Transitional Changes at the Lumbosacral Junction on X-ray
Transitional changes at the lumbosacral junction are normal anatomic variants that require recognition but typically do not necessitate treatment unless symptomatic; the primary clinical significance lies in accurate vertebral labeling to prevent wrong-level surgery.
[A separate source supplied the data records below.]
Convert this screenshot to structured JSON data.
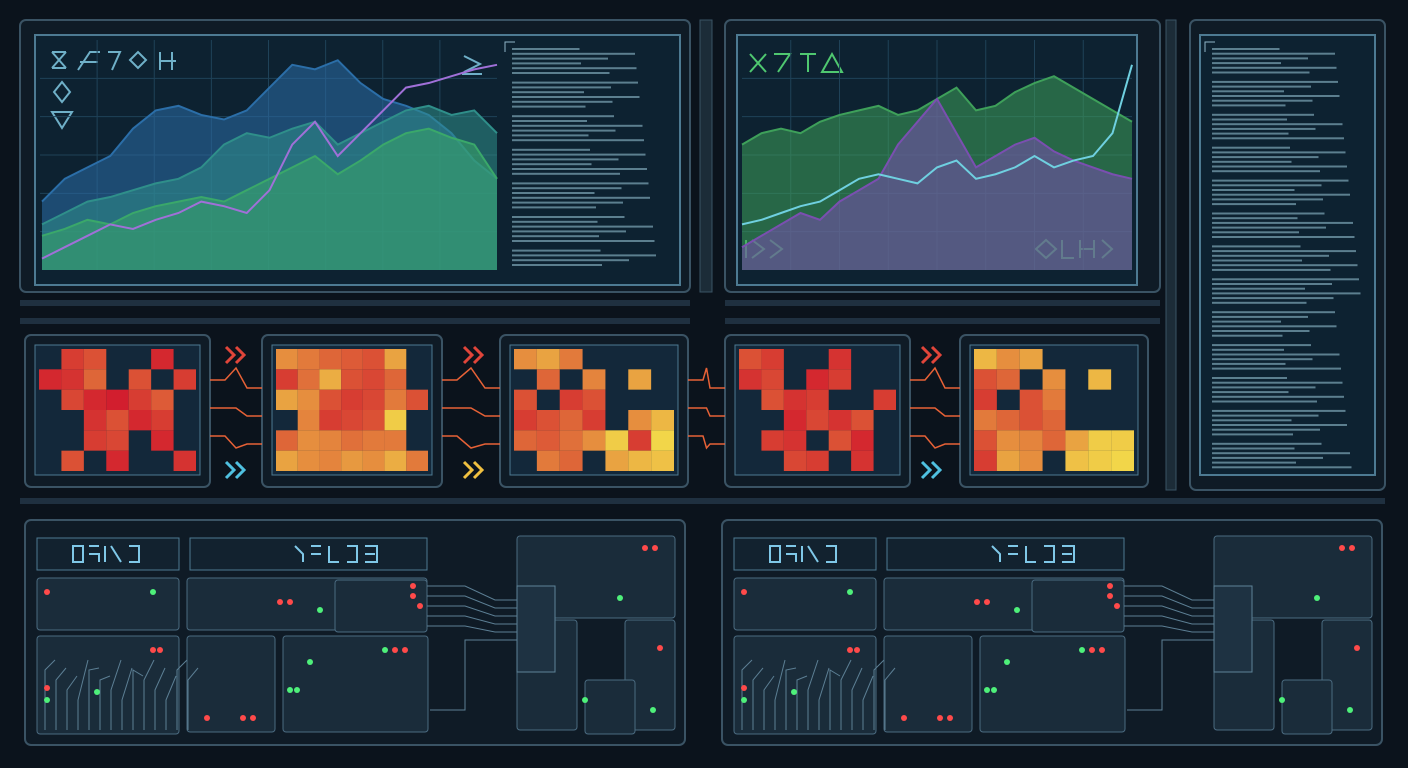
{
  "chart_data": [
    {
      "type": "area",
      "series": [
        {
          "color": "#2b6ea8",
          "area": true,
          "values": [
            30,
            40,
            45,
            50,
            62,
            70,
            72,
            68,
            66,
            70,
            80,
            90,
            88,
            92,
            82,
            75,
            72,
            68,
            60,
            48,
            40
          ]
        },
        {
          "color": "#2f8f8a",
          "area": true,
          "values": [
            20,
            25,
            30,
            32,
            35,
            38,
            40,
            45,
            55,
            60,
            58,
            62,
            65,
            55,
            60,
            65,
            70,
            72,
            68,
            70,
            60
          ]
        },
        {
          "color": "#3aa86a",
          "area": true,
          "values": [
            15,
            18,
            22,
            20,
            25,
            28,
            30,
            32,
            30,
            35,
            40,
            45,
            50,
            42,
            48,
            55,
            60,
            62,
            58,
            55,
            40
          ]
        },
        {
          "color": "#a070d8",
          "area": false,
          "values": [
            5,
            10,
            15,
            20,
            18,
            22,
            25,
            30,
            28,
            25,
            35,
            55,
            65,
            50,
            60,
            70,
            80,
            82,
            85,
            88,
            90
          ]
        }
      ],
      "ylim": [
        0,
        100
      ]
    },
    {
      "type": "area",
      "series": [
        {
          "color": "#3ea05a",
          "area": true,
          "values": [
            55,
            60,
            62,
            60,
            65,
            68,
            70,
            72,
            68,
            70,
            75,
            80,
            70,
            72,
            78,
            82,
            85,
            80,
            75,
            70,
            65
          ]
        },
        {
          "color": "#7a4fb0",
          "area": true,
          "values": [
            10,
            15,
            20,
            25,
            22,
            30,
            35,
            40,
            55,
            65,
            75,
            60,
            45,
            50,
            55,
            58,
            52,
            48,
            45,
            42,
            40
          ]
        },
        {
          "color": "#6fd0e0",
          "area": false,
          "values": [
            20,
            22,
            25,
            28,
            30,
            35,
            40,
            42,
            40,
            38,
            45,
            48,
            40,
            42,
            45,
            50,
            45,
            48,
            50,
            60,
            90
          ]
        }
      ],
      "ylim": [
        0,
        100
      ]
    },
    {
      "type": "heatmap",
      "colors": [
        "#d0142c",
        "#f4e04a"
      ],
      "vlim": [
        0,
        100
      ],
      "values": [
        [
          null,
          20,
          30,
          null,
          null,
          10,
          null
        ],
        [
          10,
          15,
          40,
          null,
          30,
          null,
          20
        ],
        [
          null,
          25,
          10,
          5,
          20,
          35,
          null
        ],
        [
          null,
          null,
          15,
          30,
          10,
          20,
          null
        ],
        [
          null,
          null,
          20,
          25,
          null,
          10,
          null
        ],
        [
          null,
          30,
          null,
          10,
          null,
          null,
          15
        ]
      ]
    },
    {
      "type": "heatmap",
      "colors": [
        "#d0142c",
        "#f4e04a"
      ],
      "vlim": [
        0,
        100
      ],
      "values": [
        [
          60,
          50,
          40,
          35,
          30,
          70,
          null
        ],
        [
          20,
          45,
          75,
          30,
          25,
          40,
          null
        ],
        [
          70,
          60,
          30,
          20,
          25,
          50,
          30
        ],
        [
          null,
          55,
          20,
          25,
          30,
          90,
          null
        ],
        [
          40,
          60,
          55,
          45,
          50,
          50,
          null
        ],
        [
          70,
          60,
          55,
          65,
          60,
          75,
          50
        ]
      ]
    },
    {
      "type": "heatmap",
      "colors": [
        "#d0142c",
        "#f4e04a"
      ],
      "vlim": [
        0,
        100
      ],
      "values": [
        [
          60,
          70,
          50,
          null,
          null,
          null,
          null
        ],
        [
          null,
          40,
          null,
          55,
          null,
          70,
          null
        ],
        [
          30,
          null,
          20,
          30,
          null,
          null,
          null
        ],
        [
          20,
          30,
          40,
          20,
          null,
          60,
          80
        ],
        [
          40,
          35,
          45,
          60,
          90,
          20,
          95
        ],
        [
          null,
          50,
          40,
          null,
          70,
          80,
          85
        ]
      ]
    },
    {
      "type": "heatmap",
      "colors": [
        "#d0142c",
        "#f4e04a"
      ],
      "vlim": [
        0,
        100
      ],
      "values": [
        [
          30,
          20,
          null,
          null,
          15,
          null,
          null
        ],
        [
          15,
          25,
          null,
          10,
          20,
          null,
          null
        ],
        [
          null,
          30,
          15,
          20,
          null,
          null,
          20
        ],
        [
          null,
          null,
          10,
          25,
          15,
          30,
          null
        ],
        [
          null,
          20,
          15,
          null,
          30,
          10,
          null
        ],
        [
          null,
          null,
          25,
          20,
          null,
          15,
          null
        ]
      ]
    },
    {
      "type": "heatmap",
      "colors": [
        "#d0142c",
        "#f4e04a"
      ],
      "vlim": [
        0,
        100
      ],
      "values": [
        [
          80,
          60,
          70,
          null,
          null,
          null,
          null
        ],
        [
          30,
          40,
          null,
          60,
          null,
          80,
          null
        ],
        [
          20,
          null,
          30,
          50,
          null,
          null,
          null
        ],
        [
          50,
          40,
          30,
          40,
          null,
          null,
          null
        ],
        [
          30,
          60,
          55,
          40,
          70,
          90,
          90
        ],
        [
          20,
          70,
          60,
          null,
          85,
          90,
          95
        ]
      ]
    }
  ]
}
What Transitional Changes Mean
Lumbosacral transitional vertebrae (LSTVs) represent congenital vertebral anomalies at the L5-S1 junction where the fifth lumbar vertebra may be partially or completely fused to the sacrum (sacralization) or the first sacral segment may appear more lumbar-like (lumbarization) 1. These variants occur in approximately 35.6% of the general population, making them relatively common findings 2.
Classification and Recognition
The most common anatomical variant is Castellvi Type IA, occurring in 14.7% of cases 2. When evaluating these changes on imaging:
- Correct vertebral counting is essential - the iliac crests typically align with the L4-L5 intervertebral space, and counting should proceed from bottom to top 1
- Full spine imaging may be required - plain radiograph, CT, or MRI may be needed for definitive vertebral identification when surgical intervention is planned 1
- Document the variant clearly - anatomical variants such as 4 or 6 lumbar vertebrae should be explicitly mentioned in reports 1
Clinical Management Approach
When No Treatment is Needed
Most transitional vertebrae are asymptomatic and require no intervention 1. The existence of lumbosacral transition vertebrae should be considered a normal anatomic variant 1.
When Imaging is Indicated
If lumbosacral plexopathy or neurologic symptoms develop in the context of transitional anatomy:
- MRI lumbosacral plexus without IV contrast (rating 8/9) is the preferred initial imaging modality 1
- MRI lumbosacral plexus with and without IV contrast (rating 9/9) provides optimal evaluation for acute or chronic nontraumatic plexopathy 1
- MRI lumbar spine without IV contrast (rating 8/9) may be complementary to assess for neural foraminal stenosis or epidural compression 1
Surgical Considerations
When surgical intervention becomes necessary due to symptomatic pathology at the transitional level:
Accurate preoperative imaging is mandatory - magnetic resonance imaging and computed tomography should be obtained to determine the degree of stenosis and plan surgical trajectory with >90% accuracy 3.
Specific anatomical considerations at transitional levels:
- Facet joints at L5-S1 with transitional anatomy demonstrate altered morphology, including smaller dimensions and more coronal orientation, particularly with accessory articulations 4
- Disc herniations show specific patterns: Type II transitional vertebrae present herniated discs at the transition level and increased incidence just above the transition 5
- Sacra with fused L5 vertebrae possess significantly smaller heights and narrower interauricular distances compared to normal anatomy 6
Surgical approach selection:
- For degenerative pathology at the lumbosacral junction, both posterolateral fusion (PLF) and interbody fusion techniques (PLIF, TLIF, or ALIF) achieve >90% fusion rates 3
- Posterior approach with pedicle screw fixation provides greater biomechanical stability 3
- Intraoperative electrophysiological monitoring during pedicle screw placement has 100% sensitivity for detecting screw malposition 3
Critical Pitfalls to Avoid
Wrong-level surgery is the most serious complication - transitional anatomy contributes to incorrect vertebral segment identification 2. Always verify vertebral levels with full spine imaging when planning surgical intervention at or near the lumbosacral junction 1.
Do not assume symmetry - facet tropism (asymmetry) occurs predominantly with accessory L5-S1 articulations 4. Evaluate both sides independently when assessing for pathology.
Recognize altered biomechanics - the transition from mobile lumbar spine to stiff sacroiliac segment creates high biomechanical stresses that can lead to accelerated disc degeneration, ligamentum flavum hypertrophy, and neural foraminal stenosis 7. Adjacent segment degeneration may occur more rapidly cranially into the thoracolumbar spine 7.